Monsieur le Président,
Monsieur le Président de la Commission des Affaires étrangères,
Monsieur le Président de la Commission des Affaires européennes,
Mesdames et Messieurs les Députés,
Depuis juin 2007, lorsque nous avons posé les bases du Traité de Lisbonne, sur l'initiative de Mme Angela Merkel et du président de la République, j'ai eu, à plusieurs reprises, l'occasion de m'exprimer devant vous sur l'avenir institutionnel de l'Europe. Cette évolution de l'Union vers de nouvelles institutions plus efficaces est une nécessité, mais il est temps maintenant de tourner cette page, de ne plus parler du Traité de Lisbonne et de le mettre en oeuvre.
Grâce au vote irlandais, nous sommes sur le point de le faire et je remercie nos amis irlandais.
Désormais, l'ensemble des Parlements ou des peuples des vingt-sept Etats membres se sont exprimés en faveur de ce Traité. Il nous faut attendre la réponse de la Cour constitutionnelle tchèque pour qu'une dernière ratification ait lieu, ce qui nécessitera quelques jours ou quelques semaines supplémentaires.
La Cour a déjà eu l'occasion de trancher cette question, je reste donc confiant ; nous espérons que cela ne sera l'affaire que de quelques semaines. Dès lors, il reviendra au président Klaus de signer. Il aurait demandé de nouvelles garanties sur la non-rétroactivité de la Charte des droits fondamentaux. La position de la France et de tous les partenaires qui se sont exprimés jusqu'ici est claire : toute renégociation du Traité qui entraînerait une nouvelle ratification des Vingt-sept est exclue.
Il revient donc à la Présidence suédoise de voir avec les autorités tchèques et l'ensemble des partenaires européens comment cette question peut être résolue. Cela devrait être possible entre partenaires de bonne foi puisque le Premier ministre tchèque, lui-même, a affirmé que la question soulevée par le président Klaus avait été prise en compte par son gouvernement lors de la négociation du Traité.
Aujourd'hui, nous sommes à quelques semaines de l'entrée en vigueur du Traité de Lisbonne. Il s'agit d'un moment historique. En ces temps de "désenchantement européen", ce Traité offre à l'Europe une opportunité - j'en suis profondément convaincu - pour répondre aux attentes et aux inquiétudes, parfois légitimes, de ses citoyens.

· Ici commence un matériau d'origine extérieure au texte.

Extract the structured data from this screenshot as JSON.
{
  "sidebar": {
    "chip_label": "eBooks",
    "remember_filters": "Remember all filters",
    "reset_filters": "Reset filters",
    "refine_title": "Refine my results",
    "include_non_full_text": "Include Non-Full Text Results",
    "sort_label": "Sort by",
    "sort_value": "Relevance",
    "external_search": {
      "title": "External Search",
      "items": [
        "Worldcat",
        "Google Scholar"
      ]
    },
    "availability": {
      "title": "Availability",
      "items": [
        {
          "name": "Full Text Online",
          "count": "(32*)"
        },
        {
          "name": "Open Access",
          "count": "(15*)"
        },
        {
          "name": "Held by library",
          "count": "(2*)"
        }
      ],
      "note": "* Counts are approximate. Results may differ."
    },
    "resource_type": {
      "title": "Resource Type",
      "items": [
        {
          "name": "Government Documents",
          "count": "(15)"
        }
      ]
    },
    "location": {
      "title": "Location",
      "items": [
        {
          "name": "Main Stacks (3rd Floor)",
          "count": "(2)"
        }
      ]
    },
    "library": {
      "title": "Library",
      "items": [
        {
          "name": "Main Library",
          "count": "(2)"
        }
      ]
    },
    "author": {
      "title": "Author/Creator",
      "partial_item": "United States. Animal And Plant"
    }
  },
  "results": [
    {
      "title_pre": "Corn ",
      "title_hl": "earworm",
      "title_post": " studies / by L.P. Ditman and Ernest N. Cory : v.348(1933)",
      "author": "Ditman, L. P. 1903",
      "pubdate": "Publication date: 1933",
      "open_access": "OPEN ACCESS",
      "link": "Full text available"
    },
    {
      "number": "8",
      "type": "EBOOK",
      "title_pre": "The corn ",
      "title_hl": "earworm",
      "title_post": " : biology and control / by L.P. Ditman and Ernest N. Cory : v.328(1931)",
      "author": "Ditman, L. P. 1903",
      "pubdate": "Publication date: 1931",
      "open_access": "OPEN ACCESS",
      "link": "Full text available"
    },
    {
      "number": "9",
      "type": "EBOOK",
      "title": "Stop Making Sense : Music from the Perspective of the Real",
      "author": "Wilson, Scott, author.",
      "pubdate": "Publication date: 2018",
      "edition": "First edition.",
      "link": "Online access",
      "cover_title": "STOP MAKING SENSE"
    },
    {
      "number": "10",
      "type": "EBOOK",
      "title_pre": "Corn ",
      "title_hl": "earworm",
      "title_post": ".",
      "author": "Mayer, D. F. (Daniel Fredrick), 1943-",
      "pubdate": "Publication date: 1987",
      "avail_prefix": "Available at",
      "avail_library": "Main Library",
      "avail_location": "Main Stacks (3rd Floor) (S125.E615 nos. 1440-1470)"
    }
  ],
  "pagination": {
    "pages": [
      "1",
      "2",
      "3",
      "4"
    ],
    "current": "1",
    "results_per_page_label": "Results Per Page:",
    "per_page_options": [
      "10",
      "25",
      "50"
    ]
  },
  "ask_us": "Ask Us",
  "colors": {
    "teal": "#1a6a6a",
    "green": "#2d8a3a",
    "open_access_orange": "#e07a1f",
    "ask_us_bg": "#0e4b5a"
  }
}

Il conduit à une Europe plus démocratique et plus proche d'eux. En donnant plus de poids aux Parlements nationaux et au Parlement européen, le Traité redonne la parole aux citoyens et renforce leur contrôle sur les décisions.
Il conduit à une Europe qui ouvre de nouveaux domaines de compétences pour mener une politique commune sur l'énergie, le domaine spatial, le tourisme, le sport : autant de domaines dans lesquels les citoyens européens peuvent se reconnaître ou se projeter dans l'avenir.
Il conduit à une Europe plus efficace en facilitant la prise de décision grâce à l'extension du champ de la majorité qualifiée.
Enfin, il conduit à une Europe incarnée qui pèse et fait entendre sa voix sur la scène internationale parce qu'elle sera plus efficace et visible avec un président du Conseil européen stable - deux ans et demi - et doté d'une capacité d'entraînement, avec un Haut représentant de l'Union pour les Affaires étrangères et la politique de sécurité bénéficiant de moyens d'action renforcés, dont une véritable politique de défense européenne, condition d'une diplomatie de grande puissance. Le diplomate peut-il se passer du soldat, pour reprendre les deux figures symboliques des relations internationales ? Je ne le crois pas.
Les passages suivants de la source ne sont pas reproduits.